So why am I working with funding from Microsoft? The project(s) are aimed at developing semantic documents – just as John Wilbanks is doing. Microsoft Research believes in semantic documents for research and it is encouraging to find a supporter when the chemistry sector is still in the dark ages. At the end of this we shall have made significant progress towards linked, semantic science.

Is this perpetuating the monopoly? The monopoly exists and nowhere more than in in/organic chemistry where nearly all chemists use Word. We have taken the view that we will work with what scientists actually use, not what we would like them to use. The only current alternative is to avoid working in this field – chemists will not use Open Office.

For the record we also work with Open Office – primarily through Peter Sefton. That at least is encouraging alternatives. But – whether you like it or – Open Office has too many rough edges to make it easy for those who are not early adopters.

However monopolies do not last forever. I’ve lived hrough “Nobody was sacked for buying IBM”, “… DEC”. Substitute  “… Google,  Microsoft, etc.” I’m also optimistic that the hegemony of the commercial publishers will also crash.  Has the pressure of anti-trust, etc. has caused re-orientation in Microsoft? Are projects such as ours helping to promote change? Or simply adding legitimacy?
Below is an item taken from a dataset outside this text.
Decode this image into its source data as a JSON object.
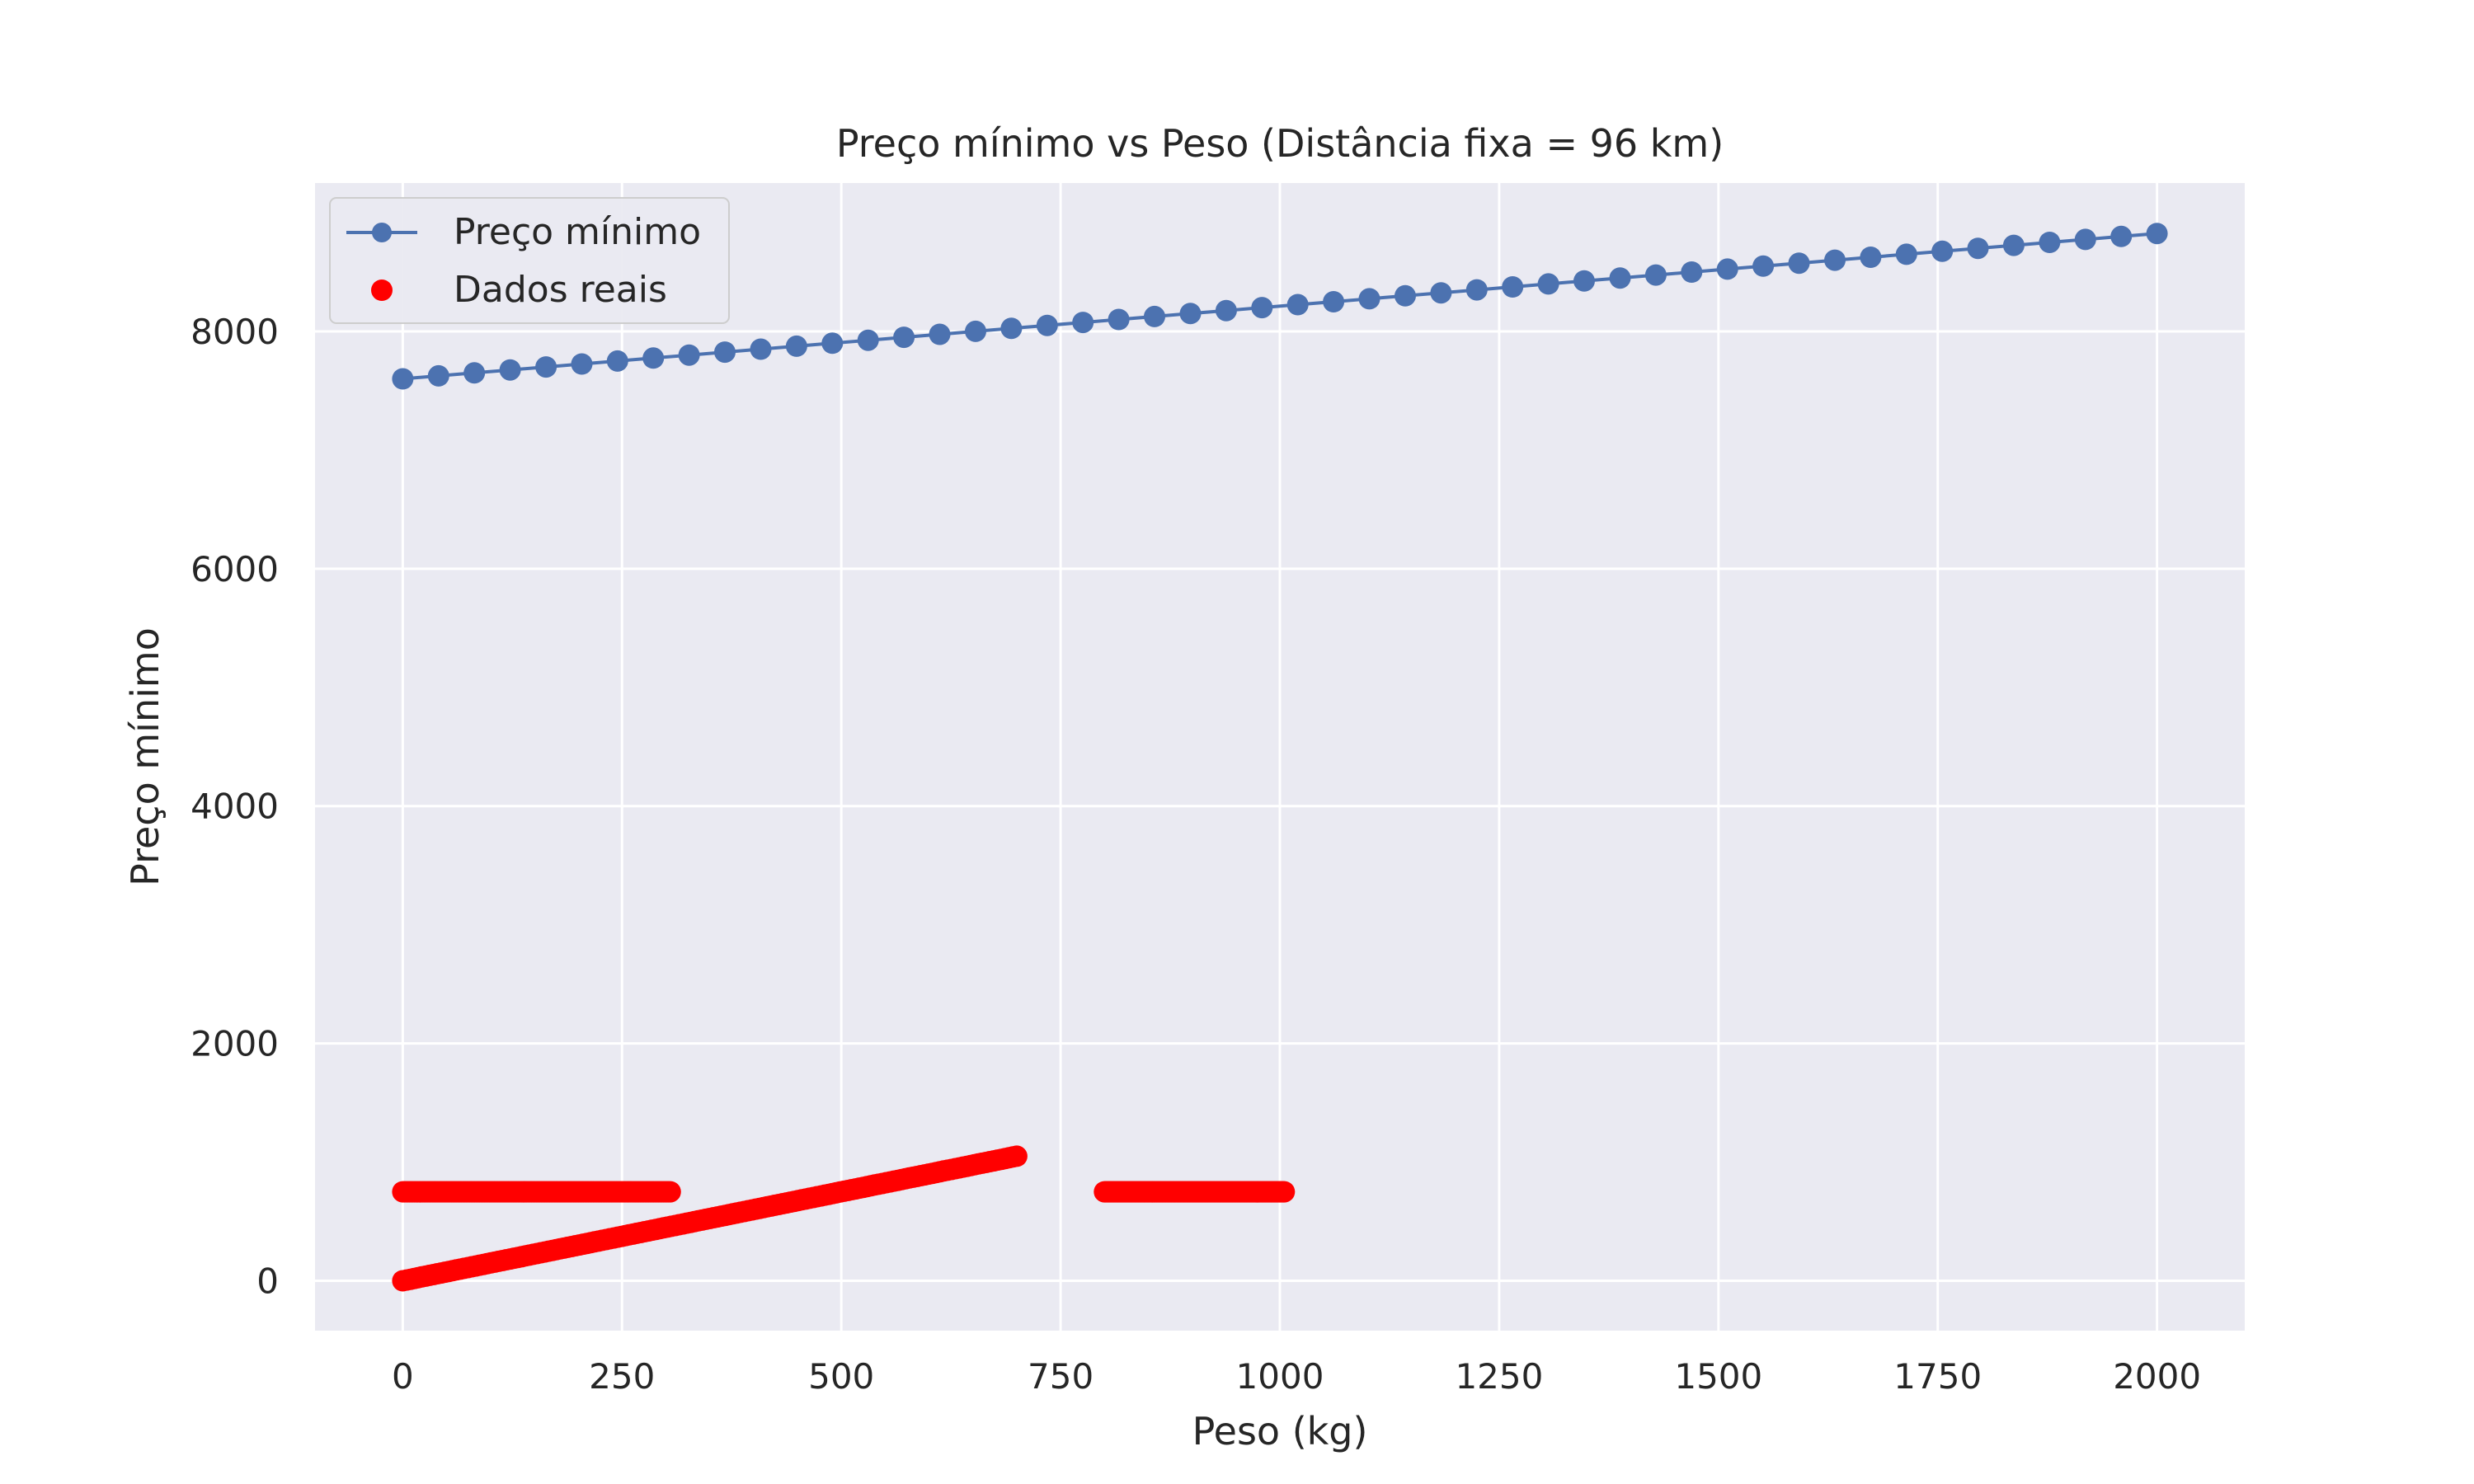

What I can say is that the individual people I work with in Microsoft Research are genuinely looking to engage with the scholarly community and to help promote Openness. What I have little insight into is the soul of the large corporate itself. I’ve worked for Glaxo, and am sponsored by Unilever and Microsoft (as well as having been funded by IBM). One can never be easy with large companies, but at the moment I can draw the lines.

  1. Peter Sefton says:

    Peter, I don’t think it’s fair to say that OOo has too many rough edges for all but earl adopters, there are frustrations, but I’d say they’re about equal to the frustrations with Word. We have been giving it to ordinary users for ages with no problems. Have you tried it lately?
    I will have to talk about this at greater length but I think the issue is not working with Microsoft it’s working in an interoperable way. The plugins coming out of MS Research now might be made by well meaning people but unless they encode their results in something that can interop with other word processors (the main one is OOo Writer) then the effect is to prolong the monopoly. There is a not su subtle trick going on here – MS are opening up the word processing format with one hand while building addons like the Ontology stuff and the NLM work which depend on Word 2007 to work with the other hand. I have raised this with Jim Downing and I hope you can get a real interop on Chem4Word.

  2. Glyn Moody says:

    I quite agree with Peter Sefton: if the results can be freely used by the open source software community, there’s no problem. I’m not against scientists working with Microsoft per se, just against the results of that work being locked into its products. If scientists can help Microsoft see the light from the *inside*, through collaborations, so much the better.

  3. Jim Downing says:

    Peter (S): The extent to which ‘real’ interop (in the sense you’re probably intending) can exist will depend almost entirely on whether OOo decide keep the CML files in the package when they convert to ODF (which has a similar mechanism AFAIK). At the moment I’m aiming for the renditions to degrade gracefully and for the chemical information to persist, even if the relationships are lost. Not ideal, but not catastrophic.
    Yeah, Writer is usable, but I’ll happily buy a drink for anyone who word processes as a major part of their job and uses it for preference!

  4. pm286 says:

    1. Hi Peter – I have commented on this in a later post. I think JimD puts it fairly clearly, but it’s about the complete semantic document.
    2. Glyn. I’ve addressed this later. We are trying everything to avoid lockin – and so are our direct collaborators and funders in MS. They’ve moved a long way toward Openness. They want us to develop this in a wider community. More ideas as we progress.

  5. Rich Apodaca says:

    Peter, IMHO being funded by Microsoft is neither inconsistent with advocating Open Data nor with advocating Open Source. Microsoft isn’t evil – it’s just increasingly irrelevant.
    The marketplace is currently dealing Microsoft what it deserves. Its customers now have choices like never before and they’re increasingly saying “no” to overdesigned products, planned obsolescence, and the general arrogance and disinterest in customers that monopoly breeds.
    One of the things Microsoft’s former customers are turning to is a Web-centric way of working. Google docs is one example, but companies like 37signals, Firewheel Design, and a host of others are showing that the number of situations in which a desktop application is necessary is smaller than many would have predicted. Many of them charge for their services and a good number are profitable. Nothing wrong with that.
    As long as Microsoft’s money is there, I’d take it without the slightest reservation. But I’d also try to make sure that what I’m being paid to do had some relevance to people doing their work on the Web.

  6. Glyn Moody says:

    @Jim: I write everything – long features and numerous blog posts – on Writer. Unlike 1.0, which I found pretty unusable, version 2 onwards has been great: fast, stable, with all the features I need as a writer/journalist/blogger.

  7. Jim Downing says:

    @Glyn: Next time we’re in the same place, we’ll have to meet up and I’ll buy you that drink then!